Assuming the proposal passes due diligence, the lawyers will draw up a sale and purchase agreement, new constitution, a shareholders’ agreement, directors’ service contracts and all the legal documentation to secure the finance.  The financial documentation can run to many pages as it can involve private equity (venture capital), mezzanine finance and bank loans.  The lawyers work can be delayed by mislaid documents of title, so it is important to press for documents such as title deeds at an early stage.

Well if you make it this far the chances are you are about to celebrate at the “deal” completion meeting when all the documents are signed.

Do celebrate the fact that you now have a degree of control over your business life. But don’t think that’s the end of the difficulties and problems – they are only just beginning!

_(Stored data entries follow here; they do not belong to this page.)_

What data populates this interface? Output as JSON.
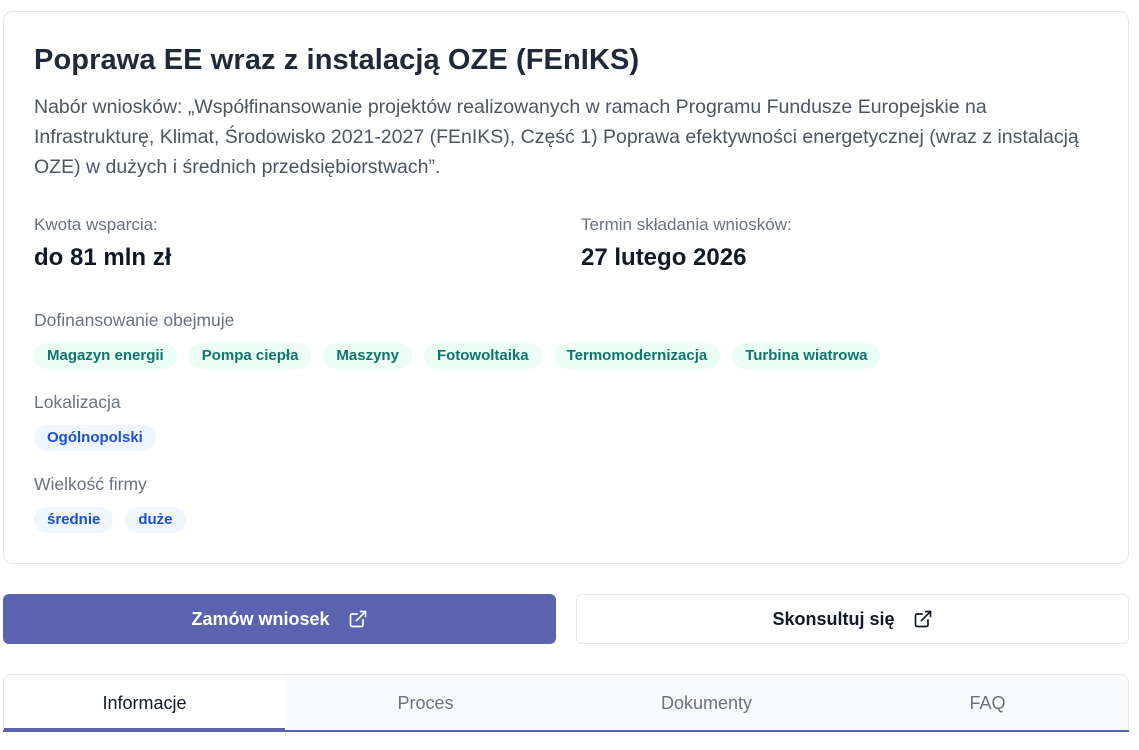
{
  "program": {
    "title": "Poprawa EE wraz z instalacją OZE (FEnIKS)",
    "description": "Nabór wniosków: „Współfinansowanie projektów realizowanych w ramach Programu Fundusze Europejskie na Infrastrukturę, Klimat, Środowisko 2021-2027 (FEnIKS), Część 1) Poprawa efektywności energetycznej (wraz z instalacją OZE) w dużych i średnich przedsiębiorstwach”."
  },
  "support": {
    "label": "Kwota wsparcia:",
    "value": "do 81 mln zł"
  },
  "deadline": {
    "label": "Termin składania wniosków:",
    "value": "27 lutego 2026"
  },
  "funding": {
    "label": "Dofinansowanie obejmuje",
    "tags": [
      "Magazyn energii",
      "Pompa ciepła",
      "Maszyny",
      "Fotowoltaika",
      "Termomodernizacja",
      "Turbina wiatrowa"
    ]
  },
  "location": {
    "label": "Lokalizacja",
    "tags": [
      "Ogólnopolski"
    ]
  },
  "company_size": {
    "label": "Wielkość firmy",
    "tags": [
      "średnie",
      "duże"
    ]
  },
  "actions": {
    "primary_label": "Zamów wniosek",
    "secondary_label": "Skonsultuj się",
    "icon": "external-link-icon"
  },
  "tabs": [
    {
      "label": "Informacje",
      "active": true
    },
    {
      "label": "Proces",
      "active": false
    },
    {
      "label": "Dokumenty",
      "active": false
    },
    {
      "label": "FAQ",
      "active": false
    }
  ],
  "colors": {
    "accent": "#5b63b0",
    "green_chip": "#0f766e",
    "blue_chip": "#1d4ed8"
  }
}
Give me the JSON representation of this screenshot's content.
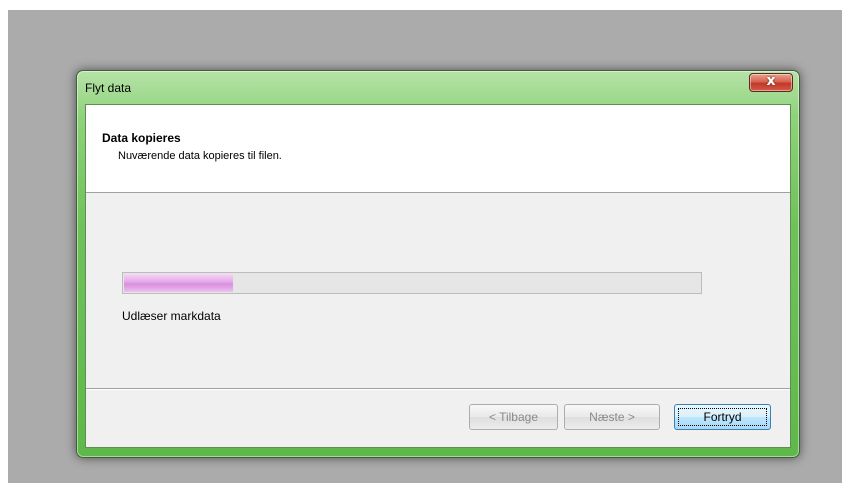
{
  "window": {
    "title": "Flyt data",
    "close_label": "x"
  },
  "header": {
    "title": "Data kopieres",
    "subtitle": "Nuværende data kopieres til filen."
  },
  "progress": {
    "value_fraction": 0.19,
    "fill_color": "#e0a8e6"
  },
  "status": {
    "text": "Udlæser markdata"
  },
  "buttons": {
    "back_label": "< Tilbage",
    "next_label": "Næste >",
    "cancel_label": "Fortryd"
  }
}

It is a myth that the “deal” completion meeting for an MBO/MBI takes place when you take control.  How wrong some people are!  The “deal” completion or “taking The “Change of control” meeting is the time when all the new responsibilities are taken on.

Those responsibilities include meeting: the payroll, the demands of the investors, the banks and the normal trade creditor and customer demands.

The “deal” completion meeting is actually the start of the really hard work.  You now have to run the business. The meeting for celebration is usually at least two years away.  That is the “exit” completion meeting when the MBO/MBI is successful.

Success at the exit meeting will be measured by the amount of profit achieved on exit/sale and by whether or not the private equity (venture capital) investors buy the champagne!